As we moved onto more minor roads, the rolling high country of Moravia (great for cross country skiing apparently) started to reveal itself. Lots of serious forests, fields of wild flowers and rural looking villages. It felt strange that we had left London just that morning.
The chalets sit amongst the trees beside a lake, a short drive down a backroad of one of those villages. Accommodation is basic, but really clean, spacious and practical. Big bedroom and bathroom on both floors and even a little kitchenette. It’s nice waking up to a pine tree scent and sounds of woodland birds in the morning. Very deeply peaceful.
All meals, including breakfast, were served in the central dining hall by friendly local staff and there were good and varied veg options which demonstrated a sporting willingness to cater for non-meat eaters, plus hearty traditional local dishes for omnivores. One evening they even did a hog roast (yum). Next to the dining hall there’s a basic little bar which is good on beer and sells most things you’d like to drink, plus snacks, coffees and ice cream. Bar bill at the end of our stay was equivalent to one good night out in London.
There was tai chi class every morning and practice session towards the end of the afternoon. What an amazing place to practice exercises, form and chi gung, on the grass under the trees with a postcard perfect view across the lake. A week gives time to work on new stuff and soak it up a bit more, without too much life getting in the way. Life here is mainly trees, frogs and other Yeung family tai chi chuan practitioners attacking you in a helpful manner. Lots of laughing. Thank you, Jim, for some memorable classes and to Warren for all your help.

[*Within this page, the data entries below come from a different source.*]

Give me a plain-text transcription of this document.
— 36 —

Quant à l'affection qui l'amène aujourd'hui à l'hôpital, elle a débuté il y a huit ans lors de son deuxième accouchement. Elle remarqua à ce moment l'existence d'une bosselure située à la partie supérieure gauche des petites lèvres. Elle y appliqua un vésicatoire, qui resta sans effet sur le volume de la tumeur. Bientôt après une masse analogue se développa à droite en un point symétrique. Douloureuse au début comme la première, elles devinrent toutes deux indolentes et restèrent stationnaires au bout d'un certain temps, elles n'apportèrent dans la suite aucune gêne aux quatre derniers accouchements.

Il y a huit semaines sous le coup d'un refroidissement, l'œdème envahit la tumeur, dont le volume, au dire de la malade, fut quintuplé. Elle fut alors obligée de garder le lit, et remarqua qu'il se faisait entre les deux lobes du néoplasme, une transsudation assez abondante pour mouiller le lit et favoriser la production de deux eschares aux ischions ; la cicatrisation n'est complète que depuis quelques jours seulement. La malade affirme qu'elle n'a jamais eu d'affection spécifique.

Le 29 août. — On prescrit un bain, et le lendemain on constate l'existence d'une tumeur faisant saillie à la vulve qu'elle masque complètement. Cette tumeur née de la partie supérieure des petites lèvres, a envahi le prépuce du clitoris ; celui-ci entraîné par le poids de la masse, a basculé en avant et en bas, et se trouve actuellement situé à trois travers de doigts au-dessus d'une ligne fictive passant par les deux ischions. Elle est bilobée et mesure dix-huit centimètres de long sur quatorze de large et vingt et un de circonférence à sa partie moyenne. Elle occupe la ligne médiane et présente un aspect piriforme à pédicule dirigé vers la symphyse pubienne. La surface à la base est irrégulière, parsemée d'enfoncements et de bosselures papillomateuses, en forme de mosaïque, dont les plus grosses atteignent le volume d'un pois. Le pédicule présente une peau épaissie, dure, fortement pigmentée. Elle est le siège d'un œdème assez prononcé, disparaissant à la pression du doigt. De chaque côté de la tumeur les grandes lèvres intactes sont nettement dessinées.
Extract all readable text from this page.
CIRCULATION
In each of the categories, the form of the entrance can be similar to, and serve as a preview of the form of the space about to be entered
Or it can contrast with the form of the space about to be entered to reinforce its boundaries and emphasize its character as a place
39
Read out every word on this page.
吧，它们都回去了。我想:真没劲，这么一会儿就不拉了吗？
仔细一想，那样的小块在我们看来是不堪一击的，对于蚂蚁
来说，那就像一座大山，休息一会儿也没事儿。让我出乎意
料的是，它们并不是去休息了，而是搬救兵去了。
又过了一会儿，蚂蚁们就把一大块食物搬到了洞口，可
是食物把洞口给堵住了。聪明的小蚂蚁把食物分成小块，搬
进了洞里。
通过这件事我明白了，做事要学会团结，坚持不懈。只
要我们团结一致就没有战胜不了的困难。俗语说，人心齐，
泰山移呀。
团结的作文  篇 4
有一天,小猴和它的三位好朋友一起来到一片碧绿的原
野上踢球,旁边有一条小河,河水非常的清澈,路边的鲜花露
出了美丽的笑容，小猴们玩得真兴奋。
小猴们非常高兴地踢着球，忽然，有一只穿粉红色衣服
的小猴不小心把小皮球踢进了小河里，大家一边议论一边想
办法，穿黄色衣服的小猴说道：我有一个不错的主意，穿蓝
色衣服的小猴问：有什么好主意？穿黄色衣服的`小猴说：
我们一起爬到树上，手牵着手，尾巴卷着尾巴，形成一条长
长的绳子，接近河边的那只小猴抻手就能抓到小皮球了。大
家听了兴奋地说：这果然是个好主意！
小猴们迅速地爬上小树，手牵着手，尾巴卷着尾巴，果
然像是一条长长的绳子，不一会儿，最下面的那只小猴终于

If you bring family along and the children are older, water confident and prepared to do their own thing (including argue) whilst you’re in class it really can work. Ours swam in the lake, crossed it in small boats, canoes or pedalos, lazed about and messed around with darts, table tennis, table football and basket ball. There was equipment to do even much more, but that’s what they went for. They are still talking about it two weeks later and want to know if we are going back next year. I understand that Sid is on the case and hope to see you there.